Le terrain génétique de la maladie d'Alzheimer

De très rares cas (moins de 1 %) de maladie d’Alzheimer sont des formes familiales héréditaires, liées à un gène muté. Trois gènes différents ont été identifiés à ce jour : APP, PSEN1 et PSEN2.

Si 99 % des cas ne sont pas à proprement parler héréditaires, le terrain génétique individuel joue néanmoins un rôle dans l’apparition de la maladie. C’est ce que les scientifiques appellent la susceptibilité génétique. Ainsi, selon l’Inserm, en moyenne le risque de développer la maladie est multiplié par 1,5 si un parent du 1er degré (parent, fratrie) est touché ; par 2 si au moins deux parents du 1er degré le sont.

Actuellement, plusieurs gènes ont été identifiés comme associés à un risque élevé de développer une maladie d’Alzheimer (les gènes APOE4, SORL1, TREM2 ou ABCA7 par exemple). De nombreuses recherches sont menées pour étudier leur impact. En avril 2022, une équipe germano-suisse a par exemple dévoilé comment la protéine APOE4 contribuait à l’apparition de la maladie d’Alzheimer 1. Il semblerait que cette protéine modifie le transport des lipides dans le cerveau, ce qui conduit à une moins bonne évacuation des lipides toxiques. Une autre étude de 2024 a également montré son implication dans l’accumulation de lipides au niveau de la microglie, des cellules immunitaires du cerveau. Cela contribuerait à la toxicité neuronale.

Au total, environ 80 gènes de susceptibilité ont été identifiés par un consortium international, l’IGAP (International Genomics of Alzheimer's Project), mené par la France. Les chercheurs estiment qu’il reste encore la moitié des gènes à découvrir. Tandis que certains de ces gènes augmentent le risque de survenue de la maladie, d’autres apparaissent protecteurs. Parmi ceux qui favorisent la maladie d’Alzheimer, aucun n’est suffisant pour déclarer la pathologie. La susceptibilité génétique individuelle à la maladie est le résultat d’une association unique de ces différents gènes.

De très nombreuses études visent à élucider la fonction de ces gènes. Elles pourraient permettre de comprendre la genèse de la maladie et trouver des pistes thérapeutiques.
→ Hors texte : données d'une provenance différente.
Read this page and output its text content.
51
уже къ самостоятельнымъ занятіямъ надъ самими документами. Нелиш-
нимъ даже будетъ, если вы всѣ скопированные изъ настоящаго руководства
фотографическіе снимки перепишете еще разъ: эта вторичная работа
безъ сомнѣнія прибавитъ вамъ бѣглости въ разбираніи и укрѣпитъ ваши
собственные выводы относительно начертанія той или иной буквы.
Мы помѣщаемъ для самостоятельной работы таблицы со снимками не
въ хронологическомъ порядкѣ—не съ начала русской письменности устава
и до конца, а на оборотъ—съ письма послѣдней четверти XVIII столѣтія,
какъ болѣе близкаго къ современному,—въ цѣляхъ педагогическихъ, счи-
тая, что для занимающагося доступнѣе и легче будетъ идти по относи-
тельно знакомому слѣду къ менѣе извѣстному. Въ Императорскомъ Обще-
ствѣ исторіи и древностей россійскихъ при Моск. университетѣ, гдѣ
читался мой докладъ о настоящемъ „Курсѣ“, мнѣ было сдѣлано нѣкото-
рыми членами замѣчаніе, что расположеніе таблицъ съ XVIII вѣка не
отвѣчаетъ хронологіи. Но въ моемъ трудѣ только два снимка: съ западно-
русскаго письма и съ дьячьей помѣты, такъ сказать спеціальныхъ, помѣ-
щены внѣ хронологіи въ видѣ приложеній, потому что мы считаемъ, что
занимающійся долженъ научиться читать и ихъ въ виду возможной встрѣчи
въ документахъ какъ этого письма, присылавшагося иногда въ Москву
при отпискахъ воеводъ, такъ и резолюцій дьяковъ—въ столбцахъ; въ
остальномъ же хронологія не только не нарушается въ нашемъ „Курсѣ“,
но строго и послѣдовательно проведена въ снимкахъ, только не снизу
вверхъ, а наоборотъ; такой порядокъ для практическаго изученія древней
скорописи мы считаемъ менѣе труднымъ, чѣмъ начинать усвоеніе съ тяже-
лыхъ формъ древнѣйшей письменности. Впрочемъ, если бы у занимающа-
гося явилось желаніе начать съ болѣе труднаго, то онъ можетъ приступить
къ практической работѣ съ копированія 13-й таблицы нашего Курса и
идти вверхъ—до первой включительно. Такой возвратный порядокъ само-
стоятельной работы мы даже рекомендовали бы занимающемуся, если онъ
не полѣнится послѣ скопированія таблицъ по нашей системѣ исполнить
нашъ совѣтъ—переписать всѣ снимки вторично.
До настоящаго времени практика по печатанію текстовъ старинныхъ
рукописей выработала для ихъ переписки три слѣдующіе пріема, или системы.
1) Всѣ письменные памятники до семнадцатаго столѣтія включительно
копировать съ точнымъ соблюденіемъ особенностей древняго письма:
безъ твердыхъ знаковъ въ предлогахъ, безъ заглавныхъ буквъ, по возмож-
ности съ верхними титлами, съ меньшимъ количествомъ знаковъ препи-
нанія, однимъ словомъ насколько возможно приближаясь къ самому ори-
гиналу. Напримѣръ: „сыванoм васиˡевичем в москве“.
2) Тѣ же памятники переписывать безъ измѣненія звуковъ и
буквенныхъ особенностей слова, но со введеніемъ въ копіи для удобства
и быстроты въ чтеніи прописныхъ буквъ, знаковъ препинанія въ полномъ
Les résultats montrent aujourd’hui que les protéines produites grâce à ces gènes interviennent à différents niveaux :

  • dans la formation des lésions cérébrales,
  • dans l’élimination vers le sang des déchets produits par le cerveau,
  • dans la régulation de la plasticité synaptique (la capacité à générer de nouvelles connexions neuronales ou à éliminer celles inutiles),
  • dans la neuro-inflammation, c’est-à-dire les réactions inflammatoires ayant lieu autour des neurones.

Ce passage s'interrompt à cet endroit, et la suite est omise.